O atual cenário, no qual tudo é polarizado, sem espaço para reflexões, capturou as discussões sobre como enfrentar a pandemia. Assim, o “economia versus vida” rendeu. Nas redes sociais, ai de quem ousou equilibrar as discussões. Até passou despercebido que tal antagonismo esbarrava na realidade. Com a liberação do auxílio de R$ 600, em apoio aos mais impactados financeiramente, recordemos a imagem de muitos (infelizmente) aglomerados na porta das instituições financeiras, apesar de cientes dos riscos de contaminação. Há que se pensar: será que só os carentes sabem que economia e vida são mesma coisa?

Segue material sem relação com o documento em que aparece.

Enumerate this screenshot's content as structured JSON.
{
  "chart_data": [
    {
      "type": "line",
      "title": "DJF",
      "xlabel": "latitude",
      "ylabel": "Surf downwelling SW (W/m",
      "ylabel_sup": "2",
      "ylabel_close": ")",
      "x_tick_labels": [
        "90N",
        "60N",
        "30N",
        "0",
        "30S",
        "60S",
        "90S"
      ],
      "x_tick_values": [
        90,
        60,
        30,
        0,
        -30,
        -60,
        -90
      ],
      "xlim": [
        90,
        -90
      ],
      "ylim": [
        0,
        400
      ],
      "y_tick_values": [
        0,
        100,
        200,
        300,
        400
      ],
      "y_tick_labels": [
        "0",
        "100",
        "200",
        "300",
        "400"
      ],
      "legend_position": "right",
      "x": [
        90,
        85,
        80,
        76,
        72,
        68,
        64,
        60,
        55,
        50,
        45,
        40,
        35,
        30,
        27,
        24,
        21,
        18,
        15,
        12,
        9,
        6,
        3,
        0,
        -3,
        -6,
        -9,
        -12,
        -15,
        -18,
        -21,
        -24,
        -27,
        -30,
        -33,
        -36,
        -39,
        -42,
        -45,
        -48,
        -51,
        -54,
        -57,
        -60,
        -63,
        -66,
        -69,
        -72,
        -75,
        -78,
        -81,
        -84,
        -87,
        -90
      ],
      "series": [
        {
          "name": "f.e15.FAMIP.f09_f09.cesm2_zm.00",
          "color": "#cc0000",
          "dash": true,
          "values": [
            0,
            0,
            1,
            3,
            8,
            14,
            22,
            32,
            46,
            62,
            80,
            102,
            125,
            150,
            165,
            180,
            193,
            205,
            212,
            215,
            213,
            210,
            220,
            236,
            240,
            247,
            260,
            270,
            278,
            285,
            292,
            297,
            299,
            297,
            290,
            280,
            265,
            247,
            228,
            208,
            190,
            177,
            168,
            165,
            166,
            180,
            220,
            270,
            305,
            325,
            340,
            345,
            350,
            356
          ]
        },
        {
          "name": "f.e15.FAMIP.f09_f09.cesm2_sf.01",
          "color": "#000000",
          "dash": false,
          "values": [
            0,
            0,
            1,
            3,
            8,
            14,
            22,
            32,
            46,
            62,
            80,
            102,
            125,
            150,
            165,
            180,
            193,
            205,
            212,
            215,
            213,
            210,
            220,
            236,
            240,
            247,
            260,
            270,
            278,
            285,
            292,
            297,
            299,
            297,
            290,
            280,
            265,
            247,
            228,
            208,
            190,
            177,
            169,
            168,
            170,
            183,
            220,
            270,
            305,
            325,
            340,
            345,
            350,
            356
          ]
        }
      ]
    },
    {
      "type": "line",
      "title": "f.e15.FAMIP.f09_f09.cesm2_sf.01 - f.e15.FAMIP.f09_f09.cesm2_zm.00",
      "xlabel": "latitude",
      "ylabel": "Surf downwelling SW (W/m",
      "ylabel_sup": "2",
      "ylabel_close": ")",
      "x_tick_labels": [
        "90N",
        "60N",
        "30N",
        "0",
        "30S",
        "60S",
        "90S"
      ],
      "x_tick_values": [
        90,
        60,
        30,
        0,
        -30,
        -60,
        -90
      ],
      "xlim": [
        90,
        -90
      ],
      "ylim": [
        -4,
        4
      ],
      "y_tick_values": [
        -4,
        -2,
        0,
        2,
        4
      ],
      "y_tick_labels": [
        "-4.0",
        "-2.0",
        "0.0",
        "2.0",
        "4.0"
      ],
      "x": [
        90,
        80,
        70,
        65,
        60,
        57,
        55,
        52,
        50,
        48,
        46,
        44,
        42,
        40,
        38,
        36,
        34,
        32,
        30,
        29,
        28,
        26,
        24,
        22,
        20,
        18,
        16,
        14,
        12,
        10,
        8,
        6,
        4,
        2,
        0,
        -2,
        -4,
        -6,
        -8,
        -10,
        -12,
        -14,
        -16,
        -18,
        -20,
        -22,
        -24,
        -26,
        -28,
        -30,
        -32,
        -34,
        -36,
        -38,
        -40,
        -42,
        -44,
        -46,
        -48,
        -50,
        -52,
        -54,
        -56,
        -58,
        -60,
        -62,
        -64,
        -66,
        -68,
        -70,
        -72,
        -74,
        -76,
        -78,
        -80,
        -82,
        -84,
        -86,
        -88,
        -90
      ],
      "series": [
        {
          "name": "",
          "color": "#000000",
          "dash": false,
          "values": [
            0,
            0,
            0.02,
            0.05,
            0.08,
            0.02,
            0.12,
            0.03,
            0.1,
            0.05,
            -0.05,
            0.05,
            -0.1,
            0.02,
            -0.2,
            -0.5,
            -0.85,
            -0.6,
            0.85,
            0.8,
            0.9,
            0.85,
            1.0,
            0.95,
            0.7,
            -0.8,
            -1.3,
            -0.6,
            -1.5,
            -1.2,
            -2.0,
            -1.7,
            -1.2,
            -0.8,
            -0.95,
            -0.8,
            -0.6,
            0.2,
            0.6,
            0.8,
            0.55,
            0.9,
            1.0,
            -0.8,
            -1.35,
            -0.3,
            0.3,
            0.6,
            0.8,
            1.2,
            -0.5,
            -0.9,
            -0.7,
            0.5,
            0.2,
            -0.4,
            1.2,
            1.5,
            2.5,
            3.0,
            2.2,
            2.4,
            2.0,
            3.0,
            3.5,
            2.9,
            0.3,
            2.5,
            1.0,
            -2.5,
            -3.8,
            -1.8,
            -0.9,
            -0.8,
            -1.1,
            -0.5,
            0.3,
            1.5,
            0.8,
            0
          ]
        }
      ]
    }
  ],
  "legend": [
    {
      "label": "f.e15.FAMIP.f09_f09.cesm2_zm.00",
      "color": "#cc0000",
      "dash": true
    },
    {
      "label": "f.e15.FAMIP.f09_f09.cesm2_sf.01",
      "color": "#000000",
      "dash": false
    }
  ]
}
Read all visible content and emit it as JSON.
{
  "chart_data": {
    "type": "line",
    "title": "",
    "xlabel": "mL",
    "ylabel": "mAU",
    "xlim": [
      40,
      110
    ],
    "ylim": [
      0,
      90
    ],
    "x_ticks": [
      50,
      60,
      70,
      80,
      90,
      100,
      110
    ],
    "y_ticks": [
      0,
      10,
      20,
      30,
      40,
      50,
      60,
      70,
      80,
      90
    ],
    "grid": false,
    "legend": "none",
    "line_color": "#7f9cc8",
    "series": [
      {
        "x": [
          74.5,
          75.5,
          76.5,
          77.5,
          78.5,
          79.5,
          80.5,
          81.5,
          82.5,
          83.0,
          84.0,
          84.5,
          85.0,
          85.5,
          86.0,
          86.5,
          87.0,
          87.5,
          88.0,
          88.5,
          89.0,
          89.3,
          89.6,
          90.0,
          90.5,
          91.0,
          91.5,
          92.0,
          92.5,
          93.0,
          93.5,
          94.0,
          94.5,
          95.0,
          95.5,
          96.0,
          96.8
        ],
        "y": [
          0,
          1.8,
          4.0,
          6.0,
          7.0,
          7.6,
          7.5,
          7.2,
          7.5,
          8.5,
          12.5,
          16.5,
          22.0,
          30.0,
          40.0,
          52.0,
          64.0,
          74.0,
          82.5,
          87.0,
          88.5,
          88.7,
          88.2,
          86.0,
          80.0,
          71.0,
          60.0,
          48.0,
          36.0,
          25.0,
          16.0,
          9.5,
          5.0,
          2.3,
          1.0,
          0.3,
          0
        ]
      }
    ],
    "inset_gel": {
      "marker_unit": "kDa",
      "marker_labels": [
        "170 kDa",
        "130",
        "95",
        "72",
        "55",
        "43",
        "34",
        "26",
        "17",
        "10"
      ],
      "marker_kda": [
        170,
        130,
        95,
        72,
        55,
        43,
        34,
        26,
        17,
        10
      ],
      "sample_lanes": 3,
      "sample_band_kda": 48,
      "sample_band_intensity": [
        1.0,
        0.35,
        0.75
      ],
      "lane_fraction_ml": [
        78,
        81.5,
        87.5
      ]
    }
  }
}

Atribuo tais polarizações, que também se dá entre economia e ecologia, a um preconceito cristalizado por confusão conceitual e relacional entre economia, mercado, acumulação de bens e desigualdade social, imprópria mesmo para não economistas, como eu. Quem sabe, nas palavras de Kate Raworth, autora da “Economia Donut”, essa confusão exista porque “não aprendemos para que serve a economia, mas sim como o mercado funciona e porque funciona”. Ou, nas de Amartya Sem, em “Desenvolvimento como Liberdade”, ao falar de mercado: “Ser genericamente contra os mercados (mecanismo de troca) seria quase tão estapafúrdio quanto ser genericamente contra a conversa entre as pessoas (por pior que sejam essas conversas)”.

Bom lembrar que economia e ecologia têm a mesma gênese, no prefixo eco, do grego “oikos”, que significa “casa”. Sendo ecologia a junção com “logos”, que significa “estudos”, e economia a junção com “nomos”, que significa “ordem”. Portanto, essa polarização não tem respaldo fático e conceitual. Apesar disso, domina fóruns formuladores de políticas públicas, impedindo o avanço de alternativas econômicas (ordenamento da casa) que utilizem mecanismos de mercado (mecanismo de troca) como meio para um novo modelo de desenvolvimento, que considere a ecologia.

Apesar desse cenário paralisante, algumas boas iniciativas nacionais se impõem. Entre elas, destaco práticas do embrionário e promissor mercado de carbono. Exemplo recente e notável é o Renovabio – Política Nacional de Biocombustíveis. Estranhamente pouco conhecida, fora do nicho da cadeia dos biocombustíveis, e pouco comemorada por gestores e ativistas ambientais. O Renovabio é, de fato, política ambiental inovadora, diria até revolucionária. Resumidamente, é um incentivo ao uso de biocombustíveis, a partir da redução da emissão de carbono total dos combustíveis vendidos no país, gerando créditos de descarbonização, os CBios.

A experiência do Renovabio demonstra capacidade nacional, acúmulo de conhecimento e know-how para a implantação de modelos econômico-ecológicos semelhantes. A pandemia escancara quão ultrapassados são os sistemas econômico e de gestão ambiental dominantes. Não mais respondem aos desafios deste nosso século e às crises financeiras, sociais e ambientais, cada vez mais frequentes.

É preciso pensar e implantar modelos que integrem “economia & ecologia” e assim construir algo novo. Concluo citando novamente Kate Raworth: “O mercado, que é poderoso – portanto, integre-o com sabedoria”.